Spiritual siblings of Richard Ross's Architecture of Authority, several artists are working in the medium of citizen surveillance. I'm sure there are many more than are presented here, but Wired has collected 12 of their favorites in The Art of Surveillance. I'd particularly like to see Adam Rifkin's film Look (that link goes to a NSFW trailer which will start playing immediately, with clangorous music), and I thought the personal space indicators were cool, although it would be far more interesting at cocktail party, for instance, than on a 12x12 floor panel.
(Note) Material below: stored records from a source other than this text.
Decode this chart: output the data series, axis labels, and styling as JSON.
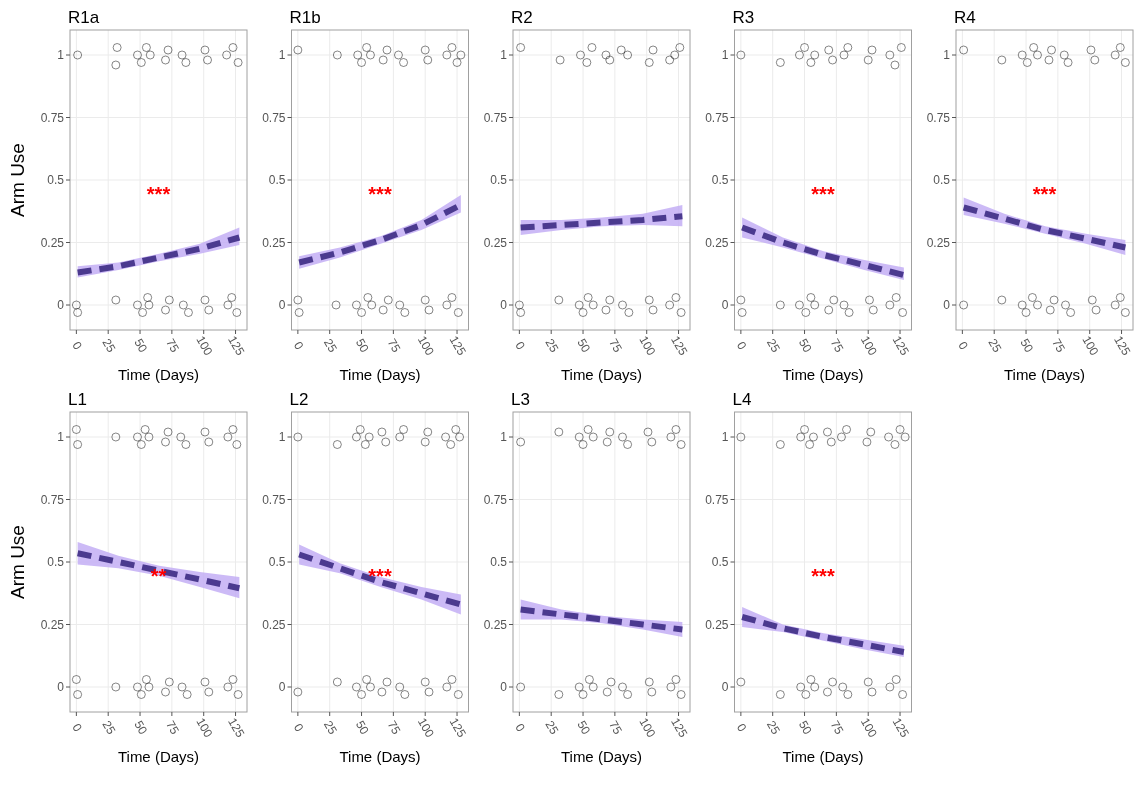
{
  "chart_data": [
    {
      "type": "line",
      "title": "R1a",
      "xlabel": "Time (Days)",
      "ylabel": "Arm Use",
      "xlim": [
        -5,
        134
      ],
      "ylim": [
        -0.1,
        1.1
      ],
      "xticks": [
        0,
        25,
        50,
        75,
        100,
        125
      ],
      "yticks": [
        0,
        0.25,
        0.5,
        0.75,
        1
      ],
      "grid": true,
      "line_style": "dashed",
      "annotations": [
        "***"
      ],
      "series": [
        {
          "type": "scatter",
          "marker": "circle",
          "color": "#000000",
          "x": [
            1,
            31,
            32,
            48,
            51,
            55,
            58,
            70,
            72,
            83,
            86,
            101,
            103,
            118,
            123,
            127,
            0,
            1,
            31,
            48,
            52,
            56,
            57,
            70,
            73,
            84,
            88,
            101,
            104,
            119,
            122,
            126
          ],
          "values": [
            1,
            0.96,
            1.03,
            1,
            0.97,
            1.03,
            1,
            0.98,
            1.02,
            1,
            0.97,
            1.02,
            0.98,
            1,
            1.03,
            0.97,
            0,
            -0.03,
            0.02,
            0,
            -0.03,
            0.03,
            0,
            -0.02,
            0.02,
            0,
            -0.03,
            0.02,
            -0.02,
            0,
            0.03,
            -0.03
          ]
        },
        {
          "color": "#4b3a8f",
          "x": [
            1,
            33,
            65,
            97,
            128
          ],
          "values": [
            0.13,
            0.155,
            0.19,
            0.225,
            0.27
          ],
          "lower": [
            0.11,
            0.14,
            0.175,
            0.205,
            0.24
          ],
          "upper": [
            0.155,
            0.17,
            0.205,
            0.245,
            0.31
          ]
        }
      ]
    },
    {
      "type": "line",
      "title": "R1b",
      "xlabel": "Time (Days)",
      "xlim": [
        -5,
        134
      ],
      "ylim": [
        -0.1,
        1.1
      ],
      "xticks": [
        0,
        25,
        50,
        75,
        100,
        125
      ],
      "yticks": [
        0,
        0.25,
        0.5,
        0.75,
        1
      ],
      "grid": true,
      "line_style": "dashed",
      "annotations": [
        "***"
      ],
      "series": [
        {
          "type": "scatter",
          "marker": "circle",
          "color": "#000000",
          "x": [
            0,
            31,
            47,
            50,
            54,
            57,
            67,
            70,
            79,
            83,
            100,
            102,
            117,
            121,
            125,
            128,
            0,
            1,
            30,
            46,
            50,
            55,
            58,
            67,
            71,
            80,
            84,
            100,
            103,
            117,
            121,
            126
          ],
          "values": [
            1.02,
            1,
            1,
            0.97,
            1.03,
            1,
            0.98,
            1.02,
            1,
            0.97,
            1.02,
            0.98,
            1,
            1.03,
            0.97,
            1,
            0.02,
            -0.03,
            0,
            0,
            -0.03,
            0.03,
            0,
            -0.02,
            0.02,
            0,
            -0.03,
            0.02,
            -0.02,
            0,
            0.03,
            -0.03
          ]
        },
        {
          "color": "#4b3a8f",
          "x": [
            1,
            33,
            65,
            97,
            128
          ],
          "values": [
            0.17,
            0.21,
            0.26,
            0.32,
            0.4
          ],
          "lower": [
            0.145,
            0.19,
            0.245,
            0.3,
            0.37
          ],
          "upper": [
            0.195,
            0.23,
            0.275,
            0.34,
            0.44
          ]
        }
      ]
    },
    {
      "type": "line",
      "title": "R2",
      "xlabel": "Time (Days)",
      "xlim": [
        -5,
        134
      ],
      "ylim": [
        -0.1,
        1.1
      ],
      "xticks": [
        0,
        25,
        50,
        75,
        100,
        125
      ],
      "yticks": [
        0,
        0.25,
        0.5,
        0.75,
        1
      ],
      "grid": true,
      "line_style": "dashed",
      "series": [
        {
          "type": "scatter",
          "marker": "circle",
          "color": "#000000",
          "x": [
            1,
            32,
            48,
            53,
            57,
            68,
            71,
            80,
            85,
            102,
            105,
            118,
            122,
            126,
            0,
            1,
            31,
            47,
            50,
            54,
            58,
            68,
            71,
            81,
            86,
            102,
            105,
            118,
            123,
            127
          ],
          "values": [
            1.03,
            0.98,
            1,
            0.97,
            1.03,
            1,
            0.98,
            1.02,
            1,
            0.97,
            1.02,
            0.98,
            1,
            1.03,
            0,
            -0.03,
            0.02,
            0,
            -0.03,
            0.03,
            0,
            -0.02,
            0.02,
            0,
            -0.03,
            0.02,
            -0.02,
            0,
            0.03,
            -0.03
          ]
        },
        {
          "color": "#4b3a8f",
          "x": [
            1,
            33,
            65,
            97,
            128
          ],
          "values": [
            0.31,
            0.32,
            0.33,
            0.34,
            0.355
          ],
          "lower": [
            0.28,
            0.3,
            0.315,
            0.32,
            0.315
          ],
          "upper": [
            0.34,
            0.34,
            0.35,
            0.365,
            0.4
          ]
        }
      ]
    },
    {
      "type": "line",
      "title": "R3",
      "xlabel": "Time (Days)",
      "xlim": [
        -5,
        134
      ],
      "ylim": [
        -0.1,
        1.1
      ],
      "xticks": [
        0,
        25,
        50,
        75,
        100,
        125
      ],
      "yticks": [
        0,
        0.25,
        0.5,
        0.75,
        1
      ],
      "grid": true,
      "line_style": "dashed",
      "annotations": [
        "***"
      ],
      "series": [
        {
          "type": "scatter",
          "marker": "circle",
          "color": "#000000",
          "x": [
            0,
            31,
            46,
            50,
            55,
            58,
            69,
            72,
            81,
            84,
            100,
            103,
            117,
            121,
            126,
            0,
            1,
            31,
            46,
            51,
            55,
            58,
            69,
            73,
            81,
            85,
            101,
            104,
            117,
            122,
            127
          ],
          "values": [
            1,
            0.97,
            1,
            1.03,
            0.97,
            1,
            1.02,
            0.98,
            1,
            1.03,
            0.98,
            1.02,
            1,
            0.96,
            1.03,
            0.02,
            -0.03,
            0,
            0,
            -0.03,
            0.03,
            0,
            -0.02,
            0.02,
            0,
            -0.03,
            0.02,
            -0.02,
            0,
            0.03,
            -0.03
          ]
        },
        {
          "color": "#4b3a8f",
          "x": [
            1,
            33,
            65,
            97,
            128
          ],
          "values": [
            0.31,
            0.25,
            0.2,
            0.16,
            0.12
          ],
          "lower": [
            0.27,
            0.23,
            0.185,
            0.14,
            0.1
          ],
          "upper": [
            0.35,
            0.27,
            0.215,
            0.18,
            0.15
          ]
        }
      ]
    },
    {
      "type": "line",
      "title": "R4",
      "xlabel": "Time (Days)",
      "xlim": [
        -5,
        134
      ],
      "ylim": [
        -0.1,
        1.1
      ],
      "xticks": [
        0,
        25,
        50,
        75,
        100,
        125
      ],
      "yticks": [
        0,
        0.25,
        0.5,
        0.75,
        1
      ],
      "grid": true,
      "line_style": "dashed",
      "annotations": [
        "***"
      ],
      "series": [
        {
          "type": "scatter",
          "marker": "circle",
          "color": "#000000",
          "x": [
            1,
            31,
            47,
            51,
            56,
            59,
            68,
            70,
            80,
            83,
            101,
            104,
            120,
            124,
            128,
            1,
            31,
            47,
            50,
            55,
            59,
            69,
            72,
            81,
            85,
            102,
            105,
            120,
            124,
            128
          ],
          "values": [
            1.02,
            0.98,
            1,
            0.97,
            1.03,
            1,
            0.98,
            1.02,
            1,
            0.97,
            1.02,
            0.98,
            1,
            1.03,
            0.97,
            0,
            0.02,
            0,
            -0.03,
            0.03,
            0,
            -0.02,
            0.02,
            0,
            -0.03,
            0.02,
            -0.02,
            0,
            0.03,
            -0.03
          ]
        },
        {
          "color": "#4b3a8f",
          "x": [
            1,
            33,
            65,
            97,
            128
          ],
          "values": [
            0.39,
            0.345,
            0.3,
            0.265,
            0.23
          ],
          "lower": [
            0.36,
            0.325,
            0.285,
            0.245,
            0.2
          ],
          "upper": [
            0.43,
            0.365,
            0.315,
            0.285,
            0.26
          ]
        }
      ]
    },
    {
      "type": "line",
      "title": "L1",
      "xlabel": "Time (Days)",
      "ylabel": "Arm Use",
      "xlim": [
        -5,
        134
      ],
      "ylim": [
        -0.1,
        1.1
      ],
      "xticks": [
        0,
        25,
        50,
        75,
        100,
        125
      ],
      "yticks": [
        0,
        0.25,
        0.5,
        0.75,
        1
      ],
      "grid": true,
      "line_style": "dashed",
      "annotations": [
        "**"
      ],
      "series": [
        {
          "type": "scatter",
          "marker": "circle",
          "color": "#000000",
          "x": [
            0,
            1,
            31,
            48,
            51,
            54,
            57,
            70,
            72,
            82,
            86,
            101,
            104,
            119,
            123,
            126,
            0,
            1,
            31,
            48,
            51,
            55,
            57,
            70,
            73,
            83,
            87,
            101,
            104,
            119,
            123,
            127
          ],
          "values": [
            1.03,
            0.97,
            1,
            1,
            0.97,
            1.03,
            1,
            0.98,
            1.02,
            1,
            0.97,
            1.02,
            0.98,
            1,
            1.03,
            0.97,
            0.03,
            -0.03,
            0,
            0,
            -0.03,
            0.03,
            0,
            -0.02,
            0.02,
            0,
            -0.03,
            0.02,
            -0.02,
            0,
            0.03,
            -0.03
          ]
        },
        {
          "color": "#4b3a8f",
          "x": [
            1,
            33,
            65,
            97,
            128
          ],
          "values": [
            0.535,
            0.5,
            0.465,
            0.43,
            0.395
          ],
          "lower": [
            0.49,
            0.475,
            0.445,
            0.4,
            0.355
          ],
          "upper": [
            0.58,
            0.525,
            0.485,
            0.46,
            0.44
          ]
        }
      ]
    },
    {
      "type": "line",
      "title": "L2",
      "xlabel": "Time (Days)",
      "xlim": [
        -5,
        134
      ],
      "ylim": [
        -0.1,
        1.1
      ],
      "xticks": [
        0,
        25,
        50,
        75,
        100,
        125
      ],
      "yticks": [
        0,
        0.25,
        0.5,
        0.75,
        1
      ],
      "grid": true,
      "line_style": "dashed",
      "annotations": [
        "***"
      ],
      "series": [
        {
          "type": "scatter",
          "marker": "circle",
          "color": "#000000",
          "x": [
            0,
            31,
            46,
            49,
            53,
            56,
            66,
            69,
            80,
            83,
            100,
            102,
            116,
            120,
            124,
            127,
            0,
            31,
            46,
            50,
            54,
            57,
            66,
            70,
            80,
            84,
            100,
            103,
            117,
            121,
            126
          ],
          "values": [
            1,
            0.97,
            1,
            1.03,
            0.97,
            1,
            1.02,
            0.98,
            1,
            1.03,
            0.98,
            1.02,
            1,
            0.97,
            1.03,
            1,
            -0.02,
            0.02,
            0,
            -0.03,
            0.03,
            0,
            -0.02,
            0.02,
            0,
            -0.03,
            0.02,
            -0.02,
            0,
            0.03,
            -0.03
          ]
        },
        {
          "color": "#4b3a8f",
          "x": [
            1,
            33,
            65,
            97,
            128
          ],
          "values": [
            0.53,
            0.475,
            0.42,
            0.375,
            0.33
          ],
          "lower": [
            0.49,
            0.455,
            0.4,
            0.35,
            0.29
          ],
          "upper": [
            0.57,
            0.495,
            0.44,
            0.4,
            0.37
          ]
        }
      ]
    },
    {
      "type": "line",
      "title": "L3",
      "xlabel": "Time (Days)",
      "xlim": [
        -5,
        134
      ],
      "ylim": [
        -0.1,
        1.1
      ],
      "xticks": [
        0,
        25,
        50,
        75,
        100,
        125
      ],
      "yticks": [
        0,
        0.25,
        0.5,
        0.75,
        1
      ],
      "grid": true,
      "line_style": "dashed",
      "series": [
        {
          "type": "scatter",
          "marker": "circle",
          "color": "#000000",
          "x": [
            1,
            31,
            47,
            50,
            54,
            58,
            69,
            71,
            81,
            85,
            101,
            104,
            119,
            123,
            127,
            1,
            31,
            47,
            50,
            55,
            58,
            69,
            72,
            81,
            85,
            102,
            104,
            119,
            123,
            127
          ],
          "values": [
            0.98,
            1.02,
            1,
            0.97,
            1.03,
            1,
            0.98,
            1.02,
            1,
            0.97,
            1.02,
            0.98,
            1,
            1.03,
            0.97,
            0,
            -0.03,
            0,
            -0.03,
            0.03,
            0,
            -0.02,
            0.02,
            0,
            -0.03,
            0.02,
            -0.02,
            0,
            0.03,
            -0.03
          ]
        },
        {
          "color": "#4b3a8f",
          "x": [
            1,
            33,
            65,
            97,
            128
          ],
          "values": [
            0.31,
            0.29,
            0.27,
            0.25,
            0.23
          ],
          "lower": [
            0.27,
            0.27,
            0.255,
            0.23,
            0.2
          ],
          "upper": [
            0.35,
            0.31,
            0.285,
            0.27,
            0.26
          ]
        }
      ]
    },
    {
      "type": "line",
      "title": "L4",
      "xlabel": "Time (Days)",
      "xlim": [
        -5,
        134
      ],
      "ylim": [
        -0.1,
        1.1
      ],
      "xticks": [
        0,
        25,
        50,
        75,
        100,
        125
      ],
      "yticks": [
        0,
        0.25,
        0.5,
        0.75,
        1
      ],
      "grid": true,
      "line_style": "dashed",
      "annotations": [
        "***"
      ],
      "series": [
        {
          "type": "scatter",
          "marker": "circle",
          "color": "#000000",
          "x": [
            0,
            31,
            47,
            50,
            54,
            57,
            68,
            71,
            79,
            83,
            99,
            102,
            116,
            121,
            125,
            129,
            0,
            31,
            47,
            51,
            55,
            58,
            68,
            72,
            80,
            84,
            100,
            103,
            117,
            122,
            127
          ],
          "values": [
            1,
            0.97,
            1,
            1.03,
            0.97,
            1,
            1.02,
            0.98,
            1,
            1.03,
            0.98,
            1.02,
            1,
            0.97,
            1.03,
            1,
            0.02,
            -0.03,
            0,
            -0.03,
            0.03,
            0,
            -0.02,
            0.02,
            0,
            -0.03,
            0.02,
            -0.02,
            0,
            0.03,
            -0.03
          ]
        },
        {
          "color": "#4b3a8f",
          "x": [
            1,
            33,
            65,
            97,
            128
          ],
          "values": [
            0.28,
            0.235,
            0.2,
            0.17,
            0.14
          ],
          "lower": [
            0.24,
            0.22,
            0.185,
            0.15,
            0.12
          ],
          "upper": [
            0.32,
            0.25,
            0.215,
            0.19,
            0.165
          ]
        }
      ]
    }
  ]
}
Synchronously, I'm currently reading William Gibson's latest novel, Spook Country, where one axis of the plot revolves around some people in the business of "locative art." This involves creating virtual images of events or other scenes, and then placing them at particular GPS coordinates. For instance, you could see River Phoenix passed out on the sidewalk near a club in Hollywood. Folks with the right equipment (VR helmets) can go there and see the thing. Everyone else is totally ignorant to it. It's a neat concept, and like most things in Gibson's books, it is almost certainly a real thing, already happening, or will happen. Possibly because he wrote about it.

And, further synchronicity, or maybe I'm just subconsciously culling the universe at this point, like finding money on the ground after hearing that people find money on the ground all the time... Reuters is running this article about using the GPS in your cell phone to find the nearest public lavatory in London. Which seems great, if you're in a hurry to heed the call of nature. But it's kind of creepy if you think too long about how They Know Where You Pee. I suppose ultimately that sort of demand/response interaction with public facilities (of all kinds) could lead to better targeting of money spent on improvements and signage. If there's one specific street corner in London where people are always checking for the nearest loo, maybe it needs a sign...

I find myself wondering if this is just part of the process of society getting the constant surveillance assimilated? Or if it's actually opening a door to a deeper level of surveillance, something on the order of microchipping your children, implanted medical histories, passports, and so on. Probably that door is already open, and soon a convoy of trucks will be driving through it.

Another Sky.

1 comment:

Rufus said...

Again take it with a grain of salt, but I've read before that younger people don't really get the problem with surveillance since they're used to everyone having a webcam anyway.